Product Description

6909 A paper kakemono (hanging scroll) painted in ink with a gama (toad)

Signed: Bunchō hitsu
Seal: Gagakusai

Japan 19th century Edo period

Dimensions:
Scroll: H. 201cm x W. 70cm (79¼” x 27¾”)
Painting: H. 119cm x W. 50.5cm (47″ x 20″)

Tani Bunchō (1763-1840), (art names): Bun’ami, Gagakusai (lit. ‘painting-study-studio’), Ichijio, Muni, Shazanrō, Shōsō.

Bunchō was born into a samurai family in Edo (modern day Tokyo); the son of Tani Rokkoku (1729-1809), a well-known poet and vassal of Lord Tayasu, a descendant of the Tokugawa Shogunate.

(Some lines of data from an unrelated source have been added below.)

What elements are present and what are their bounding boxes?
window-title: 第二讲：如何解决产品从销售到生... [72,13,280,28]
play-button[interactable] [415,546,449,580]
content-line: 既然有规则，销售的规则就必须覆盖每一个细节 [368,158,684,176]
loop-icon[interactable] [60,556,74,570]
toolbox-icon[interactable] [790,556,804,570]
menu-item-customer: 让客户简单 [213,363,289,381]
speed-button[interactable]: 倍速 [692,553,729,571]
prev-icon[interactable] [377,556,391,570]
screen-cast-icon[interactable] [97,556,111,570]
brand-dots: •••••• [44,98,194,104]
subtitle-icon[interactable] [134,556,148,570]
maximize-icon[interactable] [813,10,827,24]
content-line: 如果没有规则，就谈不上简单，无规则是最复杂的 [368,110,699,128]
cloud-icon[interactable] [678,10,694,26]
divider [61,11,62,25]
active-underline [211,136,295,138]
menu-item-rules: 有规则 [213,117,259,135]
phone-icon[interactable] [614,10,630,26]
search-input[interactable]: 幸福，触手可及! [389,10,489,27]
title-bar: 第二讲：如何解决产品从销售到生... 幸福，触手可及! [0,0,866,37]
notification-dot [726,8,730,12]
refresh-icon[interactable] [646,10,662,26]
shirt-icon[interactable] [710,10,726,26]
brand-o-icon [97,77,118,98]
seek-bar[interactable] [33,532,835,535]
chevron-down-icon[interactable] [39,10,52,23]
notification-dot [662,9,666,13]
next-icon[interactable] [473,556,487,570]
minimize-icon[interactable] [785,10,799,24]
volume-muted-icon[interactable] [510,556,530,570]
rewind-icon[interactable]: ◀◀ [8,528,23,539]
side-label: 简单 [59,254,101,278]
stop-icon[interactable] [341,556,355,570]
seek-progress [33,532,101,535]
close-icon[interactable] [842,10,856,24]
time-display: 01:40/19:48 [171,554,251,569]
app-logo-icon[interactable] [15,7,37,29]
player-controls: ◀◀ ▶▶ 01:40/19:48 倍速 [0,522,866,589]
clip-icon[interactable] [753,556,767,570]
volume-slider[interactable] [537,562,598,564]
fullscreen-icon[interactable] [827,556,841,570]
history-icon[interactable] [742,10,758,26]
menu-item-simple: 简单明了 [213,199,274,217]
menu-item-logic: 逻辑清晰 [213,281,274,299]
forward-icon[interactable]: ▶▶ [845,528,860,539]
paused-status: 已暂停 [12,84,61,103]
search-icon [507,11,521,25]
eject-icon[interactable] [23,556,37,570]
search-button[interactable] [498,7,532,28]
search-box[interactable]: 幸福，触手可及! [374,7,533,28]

Bunchō first studied Kanō painting under Katō Bunrei (1706-82) and Kitayama Kangan (1767-1801) before moving on to study nanga with Watanabe Gentai (1749-1822) and Kushiro Unsen (1758–1811). He studied various styles including ukiyo-e and the Chinese school but is generally considered a nanga painter, although his work is wildly eclectic. He was also famous for his realistic portraits. Bunchō was one of the most important painters of his period with a tremendous influence on his contemporaries.

In some instances in Japanese legend and art gama (toads) and kaeru (frogs) are interchangeable. However, it is the long lived, terrestrial toad that is most closely associated with myth and magic, as is reflected in the expression gama yojutsu (black arts of the toad).

Japanese legend tells of Gama Sennin, also known as Kosensei, a wise old man with a hunched body and a warty face who wanders the land with his toad companion, who teaches him the secret powers of herbs, including the secret of immortality. This tale is similar to a Chinese legend involving a wandering wise man called Liu Hai and his three-legged toad companion Ch’an Chu. The toad knows the secret of eternal life and, for his friendship reveals the secret to the wise man.

In many ancient Chinese tales and legends, the toad is a trickster and a magician, a master of escapes and spells; he is also the keeper of the real, powerful secrets of the world, such as the secret of immortality. It is such ascribed powers that undoubtedly led the Chinese, and later the Japanese, to associate the toad with Taoists who seek to develop these talents.

Works by the artist can be found in the collections of: The Ashmolean Museum, Oxford; The British Museum London; Brooklyn Museum, New York; Cleveland Museum of Art, Ohio; Fine Arts Museum of San Francisco, California; Freer Gallery of Art, Washington; Honkō-ji, Washizu, Shizuoka-ken; Ishiyama-dera, Ōtsu-shi, Shiga-ken; Kōbe Muncipal Museum of Namban Art; Museum fűr Kunst und Gewerbe, Hamburg; Museum of Fine Arts, Boston, Massachusetts; Nezu Art Museum, Tokyo; Oberlin College, Oberlin, Ohio; Ōsaka Muncipal Art Museum; Rietberg Museum, Zurich; Seattle Art Museum, Washington; Tokyo National Museum, Tokyo; University of Michigan Museum of Art, Ann Arbor; The Victoria and Albert Museum, London; Worcester Art Museum, Massachusetts.